Re: Nan's in Matrix After calling cgetrf in Intel OneAPI 2025.3

jmaha · ‎01-13-2026

I am constructing the LU factorization of a dense block matrix in c++. While performing the block updates, I have to compute the LU of the diagonal blocks during the updates. I'm currently leveraging LAPACKE_cgetrf as my matrix is stored in single-precision.

During this process, my second diagonal block enters cgetrf okay (e.g. the matrix is not singular, and the singular values are reasonable (max/min ~ 50). When it comes out of LAPACKE_cgetrf, there are nan's along the lower triangular that start about a third of the way through the matrix.

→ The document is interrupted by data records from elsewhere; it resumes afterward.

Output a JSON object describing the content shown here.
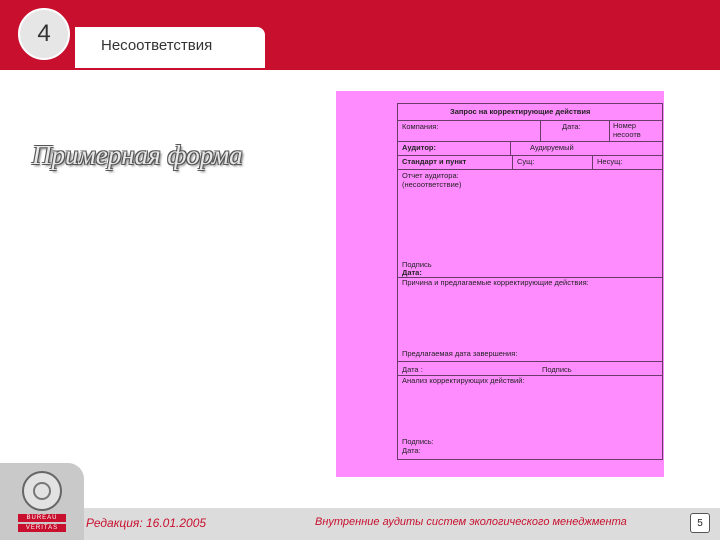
{
  "header": {
    "section_number": "4",
    "section_title": "Несоответствия"
  },
  "main": {
    "title": "Примерная форма"
  },
  "form": {
    "heading": "Запрос на корректирующие действия",
    "company": "Компания:",
    "date": "Дата:",
    "number_line1": "Номер",
    "number_line2": "несоотв",
    "auditor": "Аудитор:",
    "auditee": "Аудируемый",
    "standard": "Стандарт и пункт",
    "sush": "Сущ:",
    "nesush": "Несущ:",
    "report_line1": "Отчет аудитора:",
    "report_line2": "(несоответствие)",
    "sign1": "Подпись",
    "date1": "Дата:",
    "cause": "Причина и предлагаемые корректирующие действия:",
    "proposed_date": "Предлагаемая дата завершения:",
    "date2": "Дата :",
    "sign2": "Подпись",
    "analysis": "Анализ корректирующих действий:",
    "sign3": "Подпись:",
    "date3": "Дата:"
  },
  "footer": {
    "edition": "Редакция: 16.01.2005",
    "course": "Внутренние аудиты систем экологического менеджмента",
    "page": "5",
    "logo_line1": "BUREAU",
    "logo_line2": "VERITAS"
  },
  "colors": {
    "brand_red": "#c8102e",
    "form_pink": "#ff8cff"
  }
}
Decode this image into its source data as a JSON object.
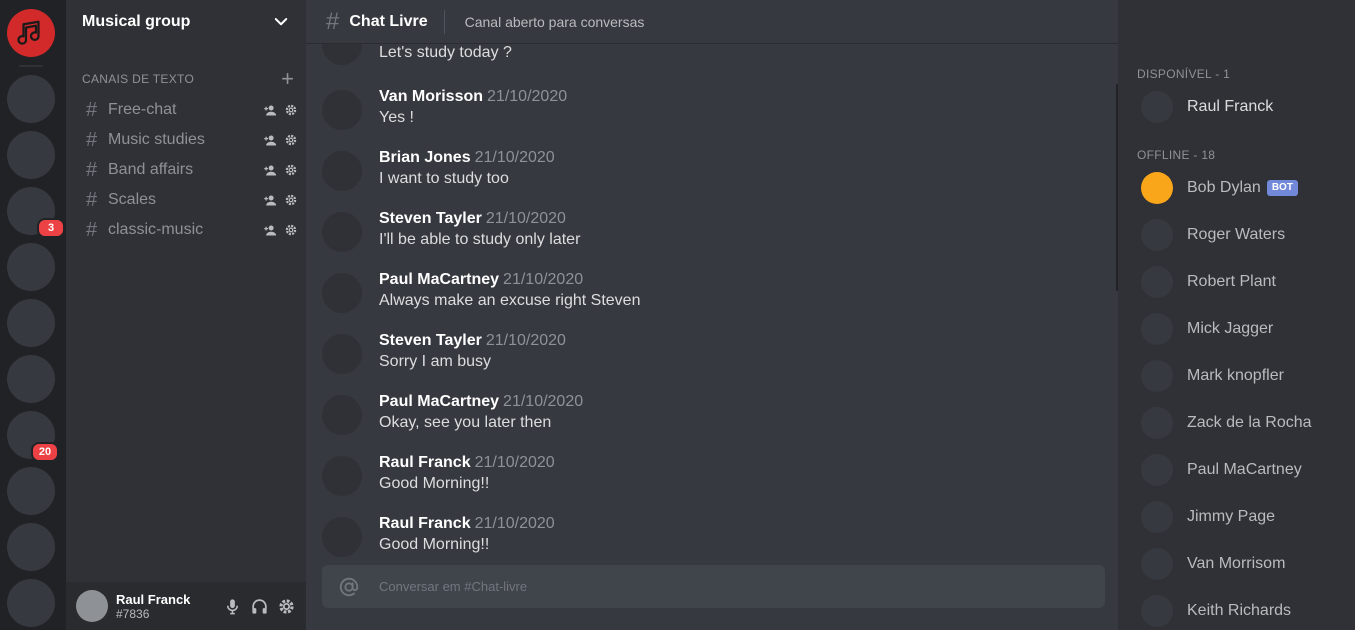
{
  "colors": {
    "rail_bg": "#202225",
    "sidebar_bg": "#2f3136",
    "chat_bg": "#36393f",
    "home_icon_bg": "#d22a2a",
    "badge_bg": "#ed4245",
    "bot_tag_bg": "#7289da",
    "bob_avatar": "#faa61a"
  },
  "rail": {
    "home_icon": "music-note-icon",
    "badges": [
      "3",
      "20"
    ]
  },
  "guild": {
    "name": "Musical group",
    "dropdown_icon": "chevron-down-icon"
  },
  "category": {
    "label": "CANAIS DE TEXTO",
    "add_icon": "plus-icon"
  },
  "channels": [
    {
      "name": "Free-chat"
    },
    {
      "name": "Music studies"
    },
    {
      "name": "Band affairs"
    },
    {
      "name": "Scales"
    },
    {
      "name": "classic-music"
    }
  ],
  "user_panel": {
    "name": "Raul Franck",
    "tag": "#7836",
    "icons": [
      "microphone-icon",
      "headphones-icon",
      "gear-icon"
    ]
  },
  "header": {
    "channel": "Chat Livre",
    "topic": "Canal aberto para conversas"
  },
  "messages": [
    {
      "author": "",
      "time": "",
      "text": "Let's study today ?"
    },
    {
      "author": "Van Morisson",
      "time": "21/10/2020",
      "text": "Yes !"
    },
    {
      "author": "Brian Jones",
      "time": "21/10/2020",
      "text": "I want to study too"
    },
    {
      "author": "Steven Tayler",
      "time": "21/10/2020",
      "text": "I'll be able to study only later"
    },
    {
      "author": "Paul MaCartney",
      "time": "21/10/2020",
      "text": "Always make an excuse right Steven"
    },
    {
      "author": "Steven Tayler",
      "time": "21/10/2020",
      "text": "Sorry I am busy"
    },
    {
      "author": "Paul MaCartney",
      "time": "21/10/2020",
      "text": "Okay, see you later then"
    },
    {
      "author": "Raul Franck",
      "time": "21/10/2020",
      "text": "Good Morning!!"
    },
    {
      "author": "Raul Franck",
      "time": "21/10/2020",
      "text": "Good Morning!!"
    }
  ],
  "composer": {
    "placeholder": "Conversar em #Chat-livre",
    "icon": "at-icon"
  },
  "members": {
    "online_label": "DISPONÍVEL - 1",
    "offline_label": "OFFLINE - 18",
    "online": [
      {
        "name": "Raul Franck"
      }
    ],
    "offline": [
      {
        "name": "Bob Dylan",
        "bot": "BOT"
      },
      {
        "name": "Roger Waters"
      },
      {
        "name": "Robert Plant"
      },
      {
        "name": "Mick Jagger"
      },
      {
        "name": "Mark knopfler"
      },
      {
        "name": "Zack de la Rocha"
      },
      {
        "name": "Paul MaCartney"
      },
      {
        "name": "Jimmy Page"
      },
      {
        "name": "Van Morrisom"
      },
      {
        "name": "Keith Richards"
      }
    ]
  }
}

I've checked 'info', and it comes out set to 0 which would seem to indicate that MKL thinks that the factorization has been successfully computed.

Things that I've tried:

Exporting the suspect "input" matrix block and importing into Matlab to see if I can construct the LU - This works.
Exporting the suspect "input" matrix block and importing into a stand-alone C++ code that just reads the single matrix, constructs the LU factorization (using OneAPI 2025.3), and writes the result to disk - This works.
Reverting back to Intel OneAPI 2024.0 in the original code and constructing the full block LU factorization - This works and the results seem correct.
Run the original code through both Valgrind and Asan - Both of these are not indicating any sort of memory issues.
In the original code, copy the contents of my single-precision diagonal matrix into a temporary double-precision buffer. Factorize this temporary matrix using LAPACKE_zgetrf. Copy the contents of the buffer back into original single-precision matrix. This works.

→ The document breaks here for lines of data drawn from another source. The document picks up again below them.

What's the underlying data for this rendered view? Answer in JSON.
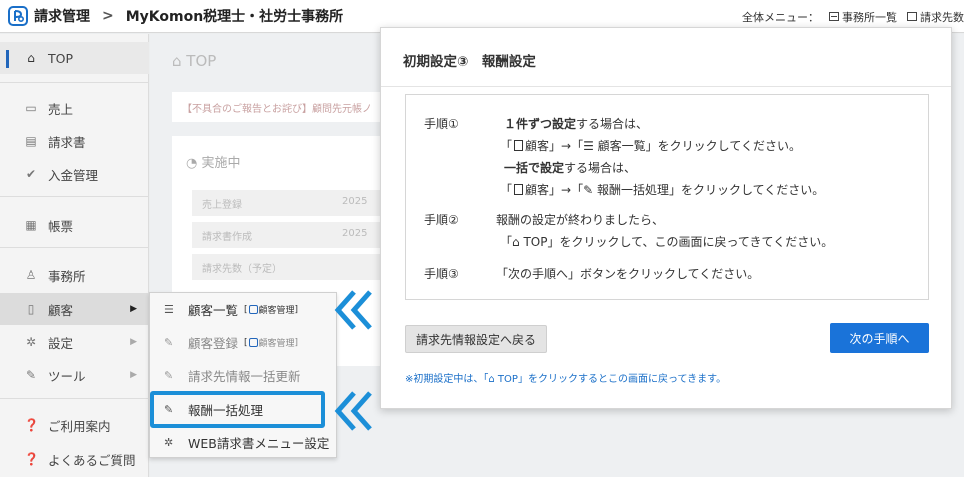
{
  "header": {
    "app_title": "請求管理",
    "separator": ">",
    "office_name": "MyKomon税理士・社労士事務所",
    "menu_label": "全体メニュー：",
    "menu_items": [
      "事務所一覧",
      "請求先数"
    ]
  },
  "sidebar": {
    "items": [
      {
        "label": "TOP",
        "icon": "home-icon"
      },
      {
        "label": "売上",
        "icon": "card-icon"
      },
      {
        "label": "請求書",
        "icon": "document-icon"
      },
      {
        "label": "入金管理",
        "icon": "check-circle-icon"
      },
      {
        "label": "帳票",
        "icon": "table-icon"
      },
      {
        "label": "事務所",
        "icon": "person-icon"
      },
      {
        "label": "顧客",
        "icon": "phone-icon"
      },
      {
        "label": "設定",
        "icon": "gear-icon"
      },
      {
        "label": "ツール",
        "icon": "wrench-icon"
      },
      {
        "label": "ご利用案内",
        "icon": "question-icon"
      },
      {
        "label": "よくあるご質問",
        "icon": "question-icon"
      }
    ]
  },
  "background": {
    "page_title": "TOP",
    "alert_text": "【不具合のご報告とお詫び】顧問先元帳ノ",
    "section_title": "実施中",
    "rows": [
      {
        "label": "売上登録",
        "value": "2025"
      },
      {
        "label": "請求書作成",
        "value": "2025"
      },
      {
        "label": "請求先数（予定）",
        "value": ""
      }
    ]
  },
  "dropdown": {
    "items": [
      {
        "label": "顧客一覧",
        "badge": "顧客管理",
        "icon": "list-icon"
      },
      {
        "label": "顧客登録",
        "badge": "顧客管理",
        "icon": "pencil-icon"
      },
      {
        "label": "請求先情報一括更新",
        "badge": "",
        "icon": "pencil-icon"
      },
      {
        "label": "報酬一括処理",
        "badge": "",
        "icon": "pencil-icon"
      },
      {
        "label": "WEB請求書メニュー設定",
        "badge": "",
        "icon": "gear-icon"
      }
    ]
  },
  "modal": {
    "title": "初期設定③　報酬設定",
    "step1_label": "手順①",
    "step1_bold": "１件ずつ設定",
    "step1_rest": "する場合は、",
    "step1_path_a1": "「",
    "step1_path_a_text1": "顧客」→「",
    "step1_path_a_text2": "顧客一覧」をクリックしてください。",
    "step1_bold2": "一括で設定",
    "step1_rest2": "する場合は、",
    "step1_path_b_text1": "顧客」→「",
    "step1_path_b_text2": "報酬一括処理」をクリックしてください。",
    "step2_label": "手順②",
    "step2_line1": "報酬の設定が終わりましたら、",
    "step2_line2_a": "「",
    "step2_line2_b": " TOP」をクリックして、この画面に戻ってきてください。",
    "step3_label": "手順③",
    "step3_text": "「次の手順へ」ボタンをクリックしてください。",
    "back_button": "請求先情報設定へ戻る",
    "next_button": "次の手順へ",
    "note_a": "※初期設定中は、「",
    "note_b": " TOP」をクリックするとこの画面に戻ってきます。"
  },
  "colors": {
    "accent": "#1a73d9",
    "highlight": "#1c8fd8",
    "note": "#1a6fc8"
  }
}
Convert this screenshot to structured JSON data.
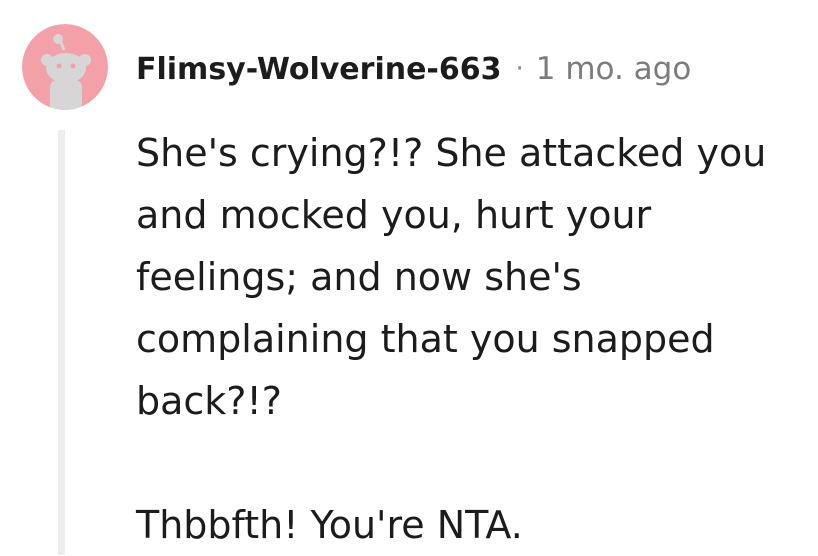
{
  "comment": {
    "author": "Flimsy-Wolverine-663",
    "separator": "·",
    "timestamp": "1 mo. ago",
    "avatar": {
      "icon": "snoo-avatar-icon",
      "background": "#f4a0a8",
      "figure_color": "#d6d6d6"
    },
    "body": {
      "paragraphs": [
        "She's crying?!? She attacked you and mocked you, hurt your feelings; and now she's complaining that you snapped back?!?",
        "Thbbfth! You're NTA."
      ]
    }
  },
  "colors": {
    "text": "#1c1c1c",
    "meta": "#7c7c7c",
    "thread_line": "#ededed"
  }
}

As the first two bullets indicate, I don't really have a small representative problem to share, and our block LU factorization contains some proprietary algorithms.

I'm just asking whether anyone has experienced anything similar to this - has anyone noticed single-precision LU factorization failing with Nan's reported in the matrix after performing LAPACKE_cgetrf in OneAPI 2025.3? If so, were you able to find a work-around, or did you have to revert back to an older version?

Thanks!

Fengrui · ‎01-14-2026

Hi,

Thanks for reporting this issue.

We need more information as there is not a small reproducer.

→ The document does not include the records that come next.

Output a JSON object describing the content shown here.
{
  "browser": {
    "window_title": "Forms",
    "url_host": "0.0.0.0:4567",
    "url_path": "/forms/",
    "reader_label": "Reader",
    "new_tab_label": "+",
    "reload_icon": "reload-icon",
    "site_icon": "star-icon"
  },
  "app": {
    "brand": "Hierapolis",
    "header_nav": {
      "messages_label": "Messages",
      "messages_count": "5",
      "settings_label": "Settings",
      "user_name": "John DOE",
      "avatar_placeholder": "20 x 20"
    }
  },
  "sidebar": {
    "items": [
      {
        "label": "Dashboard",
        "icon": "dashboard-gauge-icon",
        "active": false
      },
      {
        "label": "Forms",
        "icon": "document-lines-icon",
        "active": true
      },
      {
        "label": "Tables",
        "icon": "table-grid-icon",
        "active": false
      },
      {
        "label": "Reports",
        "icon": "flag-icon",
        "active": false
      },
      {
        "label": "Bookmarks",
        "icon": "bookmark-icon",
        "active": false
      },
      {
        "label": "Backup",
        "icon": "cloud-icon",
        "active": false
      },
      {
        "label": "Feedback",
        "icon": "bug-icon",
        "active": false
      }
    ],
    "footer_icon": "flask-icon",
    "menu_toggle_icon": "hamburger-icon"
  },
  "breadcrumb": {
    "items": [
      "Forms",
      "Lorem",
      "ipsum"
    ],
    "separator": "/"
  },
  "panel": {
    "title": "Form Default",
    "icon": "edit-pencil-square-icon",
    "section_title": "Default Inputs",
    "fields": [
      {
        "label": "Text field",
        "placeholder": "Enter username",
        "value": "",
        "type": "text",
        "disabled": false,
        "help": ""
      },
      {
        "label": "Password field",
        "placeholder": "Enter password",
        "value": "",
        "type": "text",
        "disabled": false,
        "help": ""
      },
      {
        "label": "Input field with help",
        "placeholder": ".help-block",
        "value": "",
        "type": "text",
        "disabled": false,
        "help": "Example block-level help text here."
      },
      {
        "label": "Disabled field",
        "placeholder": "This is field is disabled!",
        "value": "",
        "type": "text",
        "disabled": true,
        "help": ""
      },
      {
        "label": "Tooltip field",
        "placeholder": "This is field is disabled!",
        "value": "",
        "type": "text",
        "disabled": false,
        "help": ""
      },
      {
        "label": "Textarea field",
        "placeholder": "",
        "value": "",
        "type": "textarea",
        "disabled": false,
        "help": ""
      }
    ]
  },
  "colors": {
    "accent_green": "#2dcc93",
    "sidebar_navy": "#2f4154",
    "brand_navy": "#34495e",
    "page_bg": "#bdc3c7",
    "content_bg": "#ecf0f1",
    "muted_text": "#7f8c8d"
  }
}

Could you run both the original code and the stand-alone C++ code with MKL_VERBOSE=1, and share the output for the cgetrf calls?
Except for the NaNs, are other elements of the output correct?
Could you try calling mkl_free_buffers() before the call to cgetrf?

Thanks,

Fengrui

jmaha · ‎01-19-2026

Thanks for reaching out Fengui!

It turns out that the problem likely stems from subnormal numbers being generated during my global block LU factorization. Prior to making any calls to LAPACKE_cgetrf on any sub-block I issued the following command:

_mm_setcsr(_mm_getcsr() | 0x8040)

This flushes all of the underflows to zero, and treats denormal inputs as zero.

This seems to have fixed my issue!

The biggest clue was the fact that I could copy the contents of my matrix into a double-precision buffer, call LAPACKE_zgetrf on the double-precision data, and copy the results back to my original single-precision buffer and my factorization was ultimately successful. However, calling LAPACKE_cgetrf on the original data always failed.